The group has urged Dublin City Council to fix water leaks and conserve water instead of "plundering" the Shannon, which supplies 1.5 million people living in its catchment area.
The newly formed Limerick branch of the SPA says it has joined forces with other branches -- Athlone and Dromineer -- in opposing the proposals on ecological, environmental, commercial and social grounds.
Speaking at the Hunt Museum in Limerick yesterday, SPA spokesman P J Walsh outlined the reasons why the council's plan should be opposed.

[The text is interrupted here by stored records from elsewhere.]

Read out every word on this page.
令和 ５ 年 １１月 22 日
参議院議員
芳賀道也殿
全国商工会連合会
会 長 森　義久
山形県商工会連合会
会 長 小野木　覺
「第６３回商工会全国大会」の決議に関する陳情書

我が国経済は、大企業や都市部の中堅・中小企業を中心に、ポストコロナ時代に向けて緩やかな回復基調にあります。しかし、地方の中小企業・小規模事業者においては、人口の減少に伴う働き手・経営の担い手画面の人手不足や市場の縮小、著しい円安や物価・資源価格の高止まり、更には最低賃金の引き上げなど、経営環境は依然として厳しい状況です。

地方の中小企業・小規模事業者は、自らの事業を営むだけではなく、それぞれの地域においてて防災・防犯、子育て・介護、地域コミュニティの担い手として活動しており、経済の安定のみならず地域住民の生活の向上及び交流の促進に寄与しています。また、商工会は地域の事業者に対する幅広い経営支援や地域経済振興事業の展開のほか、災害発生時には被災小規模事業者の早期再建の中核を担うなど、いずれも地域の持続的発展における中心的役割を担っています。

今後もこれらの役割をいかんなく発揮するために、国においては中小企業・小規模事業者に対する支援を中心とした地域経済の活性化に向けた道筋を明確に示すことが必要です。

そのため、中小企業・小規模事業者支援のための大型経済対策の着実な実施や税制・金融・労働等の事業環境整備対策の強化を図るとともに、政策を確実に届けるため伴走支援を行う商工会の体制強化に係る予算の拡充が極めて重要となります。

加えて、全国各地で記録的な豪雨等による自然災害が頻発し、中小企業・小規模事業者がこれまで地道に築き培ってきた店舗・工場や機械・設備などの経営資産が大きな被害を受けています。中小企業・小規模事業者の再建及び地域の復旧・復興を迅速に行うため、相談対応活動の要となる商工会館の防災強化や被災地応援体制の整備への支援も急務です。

Mr Walsh said the plan contravened the EU Water Framework Directive because of the lack of consultation and failure to address the many adverse effects of any such plan.
He warned that if it was to proceed, it would spell the end of all planning and development in cities, towns and villages situated on the Shannon,
"Large-scale water abstraction increases the increase of blue-green algae blooms, a known carcinogenic. Do we need to increase the risk of cancer incidence in the Shannon basin," he asked.
"Immediate drops in water levels throughout the Shannon catchment area will bring about the irreversible demise of tourism, leisure activities, angling, agriculture, hotel and accommodation interests and the destruction of the Shannon's fragile ecology will be damaged to such an extent it will never recover even if the water abstraction were to be discontinued.
"Dublin City Council has refused to concede a shutdown of the pipeline if the damage to our Shannon becomes apparent. Can you cut off the water supply to more than one million people," he asked.
Outlining the threats specific to the Limerick area, SPA branch spokesman Gerry Siney said the council had "completely ignored" the interests of people in the local region.
He also said the local authority could solve its water supply needs without recourse to Shannon waters and claimed insufficient consideration had been given to conservation, groundwater abstraction, desalination, water-metering, rainwater harvesting, and use of grey water (recycled wastewater generated from domestic activities such as laundry and dishwashing).
"In assessing the potential for negative effects at various points along the course of the river, Dublin City Council has completely ignored the people and interests of the Limerick area. They have effectively said that Limerick doesn't matter."
According to Mr Siney the Limerick branch of the SPA will now engage in an active campaign of awareness.